Makeover For The Ugly American

So Senator McCain wants to improve the Ugly American image overseas. The problem is America's power and the global resentment of it. We are hated/disliked simply because of our power. And if the United States was supplanted tomorrow, the world would then hate the new power that took its place.

Too much of this anti-U.S. ranting seems adolescent.

5 comments:

The Lazy Iguana said...

It is not the power the USA has. It is how we are using that power.

America was not as hated in the 90s. Except for radical groups in the Middle East - but they do not like anybody.

When the USA rushes into a war, refuses to listen to any other nation, berates other nations for not agreeing 100% with our policy, renames French Fries to Freedom Fries (by the way - the French were right and Bush is wrong) - what do you think the result will be?

When you try to tell other nations that they are either with us or against us - then ignore anything they say to the contrary - you are going to end up with a lot of people against you.

But the idea that America is always right and everyone else is always wrong is very popular with the red(neck) states. It allows people to drop out of school after 8th grade, wave a flag, and feel like they are better than anyone else.

America's image is going to be broken until we get someone in office who uses the massive power of this nation is a more responsible manner - and we stop acting like a bully.

Michael said...

More than the bully-perception, I think America is disliked for being arbitrary and unpredictable.
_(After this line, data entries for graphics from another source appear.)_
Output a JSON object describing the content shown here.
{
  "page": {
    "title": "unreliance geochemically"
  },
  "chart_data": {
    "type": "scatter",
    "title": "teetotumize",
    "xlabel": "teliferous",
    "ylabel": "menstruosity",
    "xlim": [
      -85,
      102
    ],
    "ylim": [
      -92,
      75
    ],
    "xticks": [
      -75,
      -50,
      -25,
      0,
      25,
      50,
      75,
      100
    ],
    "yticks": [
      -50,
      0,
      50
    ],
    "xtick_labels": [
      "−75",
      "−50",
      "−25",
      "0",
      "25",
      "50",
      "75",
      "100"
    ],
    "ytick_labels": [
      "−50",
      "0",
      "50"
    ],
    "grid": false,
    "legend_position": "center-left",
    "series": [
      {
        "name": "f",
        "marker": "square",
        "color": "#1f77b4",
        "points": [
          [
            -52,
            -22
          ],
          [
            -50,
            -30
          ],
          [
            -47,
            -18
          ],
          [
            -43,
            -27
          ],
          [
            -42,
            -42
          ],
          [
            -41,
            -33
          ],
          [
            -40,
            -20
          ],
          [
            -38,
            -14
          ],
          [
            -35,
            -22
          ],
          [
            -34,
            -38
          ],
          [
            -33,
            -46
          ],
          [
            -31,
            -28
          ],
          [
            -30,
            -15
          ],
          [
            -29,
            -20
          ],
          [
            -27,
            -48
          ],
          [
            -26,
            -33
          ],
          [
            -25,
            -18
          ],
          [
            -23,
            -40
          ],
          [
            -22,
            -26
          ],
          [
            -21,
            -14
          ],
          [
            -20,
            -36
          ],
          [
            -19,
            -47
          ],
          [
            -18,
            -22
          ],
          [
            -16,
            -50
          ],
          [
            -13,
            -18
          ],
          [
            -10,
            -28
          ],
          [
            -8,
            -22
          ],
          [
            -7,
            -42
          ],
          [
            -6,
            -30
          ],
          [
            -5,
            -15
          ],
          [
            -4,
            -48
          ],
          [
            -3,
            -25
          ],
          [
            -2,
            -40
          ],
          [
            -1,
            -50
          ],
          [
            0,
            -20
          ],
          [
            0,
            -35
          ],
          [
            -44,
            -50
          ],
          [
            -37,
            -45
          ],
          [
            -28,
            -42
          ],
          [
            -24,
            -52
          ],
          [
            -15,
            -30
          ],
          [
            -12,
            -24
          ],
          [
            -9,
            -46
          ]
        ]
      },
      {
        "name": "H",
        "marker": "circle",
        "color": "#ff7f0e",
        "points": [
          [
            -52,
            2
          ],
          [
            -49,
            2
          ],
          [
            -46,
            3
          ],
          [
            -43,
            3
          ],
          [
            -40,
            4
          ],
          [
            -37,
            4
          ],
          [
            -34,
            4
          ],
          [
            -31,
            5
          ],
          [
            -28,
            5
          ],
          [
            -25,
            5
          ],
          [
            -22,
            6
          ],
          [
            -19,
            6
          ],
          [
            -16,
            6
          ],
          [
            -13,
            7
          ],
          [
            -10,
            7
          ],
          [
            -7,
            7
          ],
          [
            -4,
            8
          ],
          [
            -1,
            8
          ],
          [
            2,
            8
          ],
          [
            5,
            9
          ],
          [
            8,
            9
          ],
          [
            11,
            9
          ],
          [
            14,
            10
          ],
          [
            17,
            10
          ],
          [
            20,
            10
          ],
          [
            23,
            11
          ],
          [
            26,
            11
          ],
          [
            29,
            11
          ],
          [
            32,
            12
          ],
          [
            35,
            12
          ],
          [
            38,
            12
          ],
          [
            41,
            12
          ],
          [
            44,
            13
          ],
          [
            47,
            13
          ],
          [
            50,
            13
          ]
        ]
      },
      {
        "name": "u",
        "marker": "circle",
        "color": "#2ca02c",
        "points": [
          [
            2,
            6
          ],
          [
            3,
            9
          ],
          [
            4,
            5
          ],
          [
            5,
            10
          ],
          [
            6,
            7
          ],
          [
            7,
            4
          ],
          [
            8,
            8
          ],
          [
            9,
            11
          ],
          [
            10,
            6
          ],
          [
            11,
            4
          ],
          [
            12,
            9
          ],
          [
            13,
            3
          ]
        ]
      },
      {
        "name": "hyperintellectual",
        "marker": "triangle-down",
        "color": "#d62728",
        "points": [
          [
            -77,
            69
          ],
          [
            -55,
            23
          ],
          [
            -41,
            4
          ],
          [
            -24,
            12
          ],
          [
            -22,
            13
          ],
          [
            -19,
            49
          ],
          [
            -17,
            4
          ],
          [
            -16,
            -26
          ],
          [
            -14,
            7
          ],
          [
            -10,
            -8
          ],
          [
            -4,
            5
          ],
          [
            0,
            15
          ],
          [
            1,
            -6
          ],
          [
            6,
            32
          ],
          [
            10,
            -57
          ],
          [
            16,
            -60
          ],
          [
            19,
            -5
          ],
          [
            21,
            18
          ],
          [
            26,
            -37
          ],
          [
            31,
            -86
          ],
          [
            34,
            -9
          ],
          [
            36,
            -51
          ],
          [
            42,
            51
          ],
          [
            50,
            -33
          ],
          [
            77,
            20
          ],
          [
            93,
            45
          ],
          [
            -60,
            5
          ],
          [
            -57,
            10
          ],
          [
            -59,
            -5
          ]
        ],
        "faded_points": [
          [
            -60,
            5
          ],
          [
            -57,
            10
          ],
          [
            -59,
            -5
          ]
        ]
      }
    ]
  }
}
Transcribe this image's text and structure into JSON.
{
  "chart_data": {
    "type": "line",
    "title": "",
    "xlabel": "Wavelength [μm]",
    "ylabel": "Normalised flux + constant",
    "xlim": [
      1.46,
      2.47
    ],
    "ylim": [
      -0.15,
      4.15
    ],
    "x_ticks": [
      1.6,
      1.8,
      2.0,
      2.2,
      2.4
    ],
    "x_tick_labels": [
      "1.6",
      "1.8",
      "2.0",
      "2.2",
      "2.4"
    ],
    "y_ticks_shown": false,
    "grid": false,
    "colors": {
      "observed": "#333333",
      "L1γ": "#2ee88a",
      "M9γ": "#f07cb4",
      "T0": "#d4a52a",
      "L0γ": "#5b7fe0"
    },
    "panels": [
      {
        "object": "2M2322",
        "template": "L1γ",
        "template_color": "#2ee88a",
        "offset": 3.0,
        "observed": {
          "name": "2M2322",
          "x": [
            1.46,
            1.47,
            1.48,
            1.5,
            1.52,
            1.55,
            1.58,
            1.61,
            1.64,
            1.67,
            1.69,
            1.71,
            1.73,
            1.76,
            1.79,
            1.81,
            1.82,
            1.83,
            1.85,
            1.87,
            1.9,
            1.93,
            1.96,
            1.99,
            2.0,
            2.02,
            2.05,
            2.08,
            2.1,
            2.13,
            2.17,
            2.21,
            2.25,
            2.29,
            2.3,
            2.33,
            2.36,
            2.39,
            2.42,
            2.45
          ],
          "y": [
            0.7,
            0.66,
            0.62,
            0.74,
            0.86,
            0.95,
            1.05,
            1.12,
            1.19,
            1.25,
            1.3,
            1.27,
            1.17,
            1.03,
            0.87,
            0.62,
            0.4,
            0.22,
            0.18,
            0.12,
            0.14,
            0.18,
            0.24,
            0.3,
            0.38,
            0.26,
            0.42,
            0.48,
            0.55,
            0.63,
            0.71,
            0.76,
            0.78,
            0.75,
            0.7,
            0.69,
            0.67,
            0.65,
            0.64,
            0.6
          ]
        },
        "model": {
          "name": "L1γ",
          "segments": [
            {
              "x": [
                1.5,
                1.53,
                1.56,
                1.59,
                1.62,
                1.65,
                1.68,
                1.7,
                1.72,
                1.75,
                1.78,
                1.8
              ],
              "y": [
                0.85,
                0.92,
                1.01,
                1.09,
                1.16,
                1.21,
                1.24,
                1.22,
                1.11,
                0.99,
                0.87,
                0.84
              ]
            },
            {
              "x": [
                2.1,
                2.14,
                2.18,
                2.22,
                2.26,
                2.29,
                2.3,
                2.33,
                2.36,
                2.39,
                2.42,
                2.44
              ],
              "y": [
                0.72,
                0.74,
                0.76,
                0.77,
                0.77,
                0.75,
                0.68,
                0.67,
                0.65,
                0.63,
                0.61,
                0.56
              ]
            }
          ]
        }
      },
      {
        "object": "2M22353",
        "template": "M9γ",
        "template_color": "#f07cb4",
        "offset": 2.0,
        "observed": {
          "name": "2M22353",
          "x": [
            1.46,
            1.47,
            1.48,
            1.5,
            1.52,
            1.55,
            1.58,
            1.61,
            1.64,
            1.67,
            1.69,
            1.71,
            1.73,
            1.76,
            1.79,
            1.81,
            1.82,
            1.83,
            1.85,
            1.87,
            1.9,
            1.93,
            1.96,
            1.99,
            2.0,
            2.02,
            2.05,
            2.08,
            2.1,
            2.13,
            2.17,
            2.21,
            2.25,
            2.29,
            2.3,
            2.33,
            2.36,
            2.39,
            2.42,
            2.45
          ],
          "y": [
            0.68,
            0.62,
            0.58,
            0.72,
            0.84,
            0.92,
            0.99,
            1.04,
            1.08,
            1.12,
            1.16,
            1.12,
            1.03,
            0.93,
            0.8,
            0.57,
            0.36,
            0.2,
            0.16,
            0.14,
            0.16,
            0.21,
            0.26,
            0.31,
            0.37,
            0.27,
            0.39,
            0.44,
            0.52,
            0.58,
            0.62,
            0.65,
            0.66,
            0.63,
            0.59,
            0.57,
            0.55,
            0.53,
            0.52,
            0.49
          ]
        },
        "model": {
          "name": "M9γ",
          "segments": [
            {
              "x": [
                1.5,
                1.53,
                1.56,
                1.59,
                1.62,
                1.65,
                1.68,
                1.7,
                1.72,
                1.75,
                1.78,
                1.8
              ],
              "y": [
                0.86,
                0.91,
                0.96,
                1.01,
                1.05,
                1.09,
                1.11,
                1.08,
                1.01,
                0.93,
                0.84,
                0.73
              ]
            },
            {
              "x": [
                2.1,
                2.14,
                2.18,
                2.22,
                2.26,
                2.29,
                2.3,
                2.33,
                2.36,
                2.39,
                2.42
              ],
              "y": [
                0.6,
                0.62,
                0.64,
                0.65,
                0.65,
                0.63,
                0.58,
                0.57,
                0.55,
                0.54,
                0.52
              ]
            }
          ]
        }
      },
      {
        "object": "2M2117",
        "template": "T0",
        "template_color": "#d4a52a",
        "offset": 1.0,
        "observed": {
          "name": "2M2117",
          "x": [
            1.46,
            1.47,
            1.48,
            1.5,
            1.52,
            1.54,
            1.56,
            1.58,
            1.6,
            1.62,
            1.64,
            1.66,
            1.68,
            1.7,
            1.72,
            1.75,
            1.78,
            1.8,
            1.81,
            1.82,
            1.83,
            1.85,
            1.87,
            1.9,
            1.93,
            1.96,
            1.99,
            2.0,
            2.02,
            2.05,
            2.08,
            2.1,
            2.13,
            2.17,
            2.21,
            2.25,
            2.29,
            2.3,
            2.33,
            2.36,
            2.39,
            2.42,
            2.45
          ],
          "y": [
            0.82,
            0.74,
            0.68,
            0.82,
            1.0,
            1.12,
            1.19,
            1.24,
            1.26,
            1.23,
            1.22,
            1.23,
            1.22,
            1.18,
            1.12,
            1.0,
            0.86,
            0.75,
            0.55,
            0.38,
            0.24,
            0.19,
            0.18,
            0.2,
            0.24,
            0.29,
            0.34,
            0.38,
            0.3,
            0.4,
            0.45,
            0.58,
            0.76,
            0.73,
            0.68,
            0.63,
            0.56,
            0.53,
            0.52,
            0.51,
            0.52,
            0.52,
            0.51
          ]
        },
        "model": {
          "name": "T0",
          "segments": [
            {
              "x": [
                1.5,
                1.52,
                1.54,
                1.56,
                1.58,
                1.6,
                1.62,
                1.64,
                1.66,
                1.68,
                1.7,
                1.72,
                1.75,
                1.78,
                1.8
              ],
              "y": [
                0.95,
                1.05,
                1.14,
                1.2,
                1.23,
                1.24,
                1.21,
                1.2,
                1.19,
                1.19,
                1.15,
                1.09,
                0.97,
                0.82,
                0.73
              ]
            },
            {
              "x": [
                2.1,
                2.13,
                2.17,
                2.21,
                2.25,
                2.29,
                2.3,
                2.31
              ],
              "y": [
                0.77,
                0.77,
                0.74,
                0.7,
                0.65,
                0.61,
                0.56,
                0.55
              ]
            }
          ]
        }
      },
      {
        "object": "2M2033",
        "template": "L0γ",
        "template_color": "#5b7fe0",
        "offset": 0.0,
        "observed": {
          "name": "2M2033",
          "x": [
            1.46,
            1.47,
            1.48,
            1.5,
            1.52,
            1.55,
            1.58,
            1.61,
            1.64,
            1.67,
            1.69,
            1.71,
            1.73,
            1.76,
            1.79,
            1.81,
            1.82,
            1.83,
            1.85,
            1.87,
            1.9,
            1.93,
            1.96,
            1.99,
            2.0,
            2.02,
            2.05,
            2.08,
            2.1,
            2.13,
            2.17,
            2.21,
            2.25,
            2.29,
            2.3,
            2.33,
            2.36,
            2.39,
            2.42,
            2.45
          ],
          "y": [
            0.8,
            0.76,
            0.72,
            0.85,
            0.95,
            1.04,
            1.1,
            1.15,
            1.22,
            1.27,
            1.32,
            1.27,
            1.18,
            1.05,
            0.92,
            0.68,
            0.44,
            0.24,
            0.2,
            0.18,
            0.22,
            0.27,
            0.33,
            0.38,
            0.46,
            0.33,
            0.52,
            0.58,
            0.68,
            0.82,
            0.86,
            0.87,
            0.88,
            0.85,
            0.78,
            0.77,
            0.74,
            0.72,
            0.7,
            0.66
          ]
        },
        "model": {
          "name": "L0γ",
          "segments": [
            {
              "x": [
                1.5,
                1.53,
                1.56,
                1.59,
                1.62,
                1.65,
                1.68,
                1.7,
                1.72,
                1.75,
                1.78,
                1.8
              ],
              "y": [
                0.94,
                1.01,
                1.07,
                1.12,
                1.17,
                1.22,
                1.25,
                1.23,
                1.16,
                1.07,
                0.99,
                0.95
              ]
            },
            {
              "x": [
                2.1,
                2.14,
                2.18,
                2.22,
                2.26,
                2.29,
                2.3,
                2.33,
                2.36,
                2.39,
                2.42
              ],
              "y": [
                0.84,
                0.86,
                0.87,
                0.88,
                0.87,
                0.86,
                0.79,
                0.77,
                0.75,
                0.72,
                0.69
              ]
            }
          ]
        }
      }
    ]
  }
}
For example, Bush stated, after 9/11, that the world is either with us, or with the terrorists, and proceeded to crush the Taliban.

He then got involved in the Middle East, and touts Abbas' Fatah (clearly a terrorist organization) as a model of moderation.

As Lazy said, the terrorists in the Mid East hate everyone in the West already, but the rest of the world will fear America until they can predict its actions.

Jandi for The Fuzz said...

We are the only ones who have ever nuked anyone.

Michael said...

fuzz:
That is correct, but put it in its context:
The US was embroiled in a bitter, bloody war with Japan. The Japanese were refusing to surrender, and were literally fighting to the death. The first attack at the Japanese homeland, at Okinawa, cost the US many thousands of casualties, and the Army was predicting hundreds of thousands of American, and a million or more Japanese casualties, in an invasion of the Japanese home islands.

In that context, the Hiroshima and Nagasaki bombs, by convincing the Japanese leadership to surrender, cost fewer lives than the continuation of conventional warfare.

I am not arguing for nuclear war, as the bombs also showed the truly devastating effects of atomic weapons; I am just saying that we must look at the historical context of nations' actions to understand them.

Jandi for The Fuzz said...

EG- I agree with you. It was the best thing at the time. I don't think we should ever categorically rule them out.